A questão teoria da argumentação versus hermenêutica e os aspectos positivistas que podem ser anotados em alguns autores argumentativistas (a discricionariedade do ponderador ou do preenchimento da dogmática dos espaços-quadro em Alexy, por exemplo) são questões que necessitam de um espaço maior para serem desenvolvidas. Pretendemos, a partir das interessantes considerações lançadas pelo professor Atienza em seu texto, preparar um artigo, de feições mais fortemente acadêmicas, para publicação.

Por ora, destacamos apenas que outros autores, como é o caso de Paul Ricouer, procuram apontar para as diferenças entre uma teoria interpretativa (mais hermenêutica, portanto) e uma teoria argumentativa. Kaufmann deixa isso bem claro também. Ricouer afirma que a teoria de Dworkin, embora use recorrentemente o termo argumento, é uma teoria interpretativa, e não argumentativa. Isso porque, diferentemente da teoria de Robert Alexy, por exemplo, que possui a característica de reivindicar para a prática argumentativa geral a qualidade de Begründung, ou seja, de fundamentação, Dworkin está muito mais interessado no horizonte político-ético no qual se desdobra a prática interpretativa do Direito. Para ele, afirma Ricoeur, “o Direito é inseparável de uma teoria política substantiva. É esse interesse último que, afinal, o afasta de uma teoria formal da argumentação jurídica”. Assim, voltando-nos para o texto de Atienza, não é que Dworkin “preste muita atenção” ao aspecto “técnico” da interpretação jurídica (sic); é que, para tratar de questões substantivas, como o são as questões de moralidade, de política e jurídicas, o que importa é assumir a responsabilidade de identificar e promover o valor de cada um desses domínios — e isso é uma questão primariamente hermenêutica.
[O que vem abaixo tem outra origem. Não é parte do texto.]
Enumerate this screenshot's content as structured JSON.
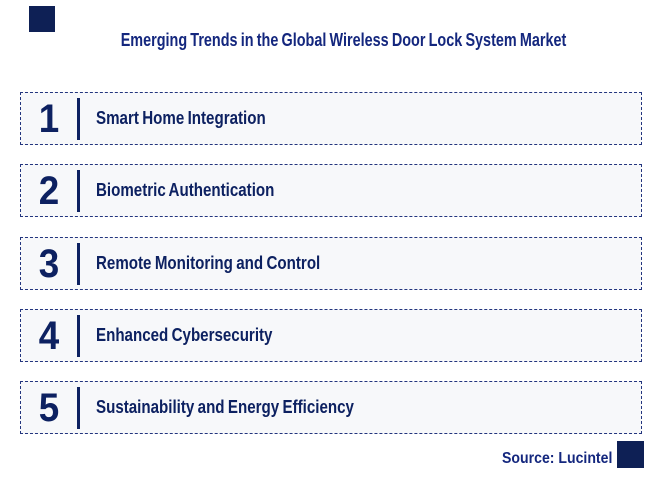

Por fim, cabe ressaltar que esse artigo do professor Atienza acabou por levar a discussão para outros caminhos que não estavam, ao menos explicitamente, em nosso texto anterior. Nesse último caso, como já afirmamos, interessava-nos elucidar alguns elementos da “questão Heidegger”, para evitar mal-entendidos, tão comuns no mundo jurídico. Todavia, esse comentário realizado por Atienza às nossas colocações pareceu mais preocupado em efetuar uma pretensa terapia semântico-conceitual em nossos enunciados do que, propriamente, enfrentar a questão paradigmática que havia sido posta: quais as razões que levam à afirmação de que o paradigma filosófico que se constrói a partir da filosofia hermenêutica não modifica os horizontes interpretativos que possibilitam os trabalhos da Teoria do Direito? Esse era nosso intento inicial que ainda não foi respondido pelo estimado professor.

De todo modo, encontramo-nos sempre abertos para o diálogo franco. Não há, de nossa parte, qualquer enclausuramento para com o discurso do outro. Muito ao contrário: temos uma disposição constante para o debate e discussão de temas acadêmicos. Mas, ao final, não se pode confundir o esforço de defender os posicionamentos forjados por anos de pesquisa com arrogância ou “fechamento para o outro”. Como já disse Gadamer em outra ocasião, mas que cabe perfeitamente para aquilo que aqui queremos mencionar: “A conversação que está em curso subtrai-se a qualquer fixação. Seria um mau hermeneuta aquele que imaginasse poder ou dever ter a última palavra”.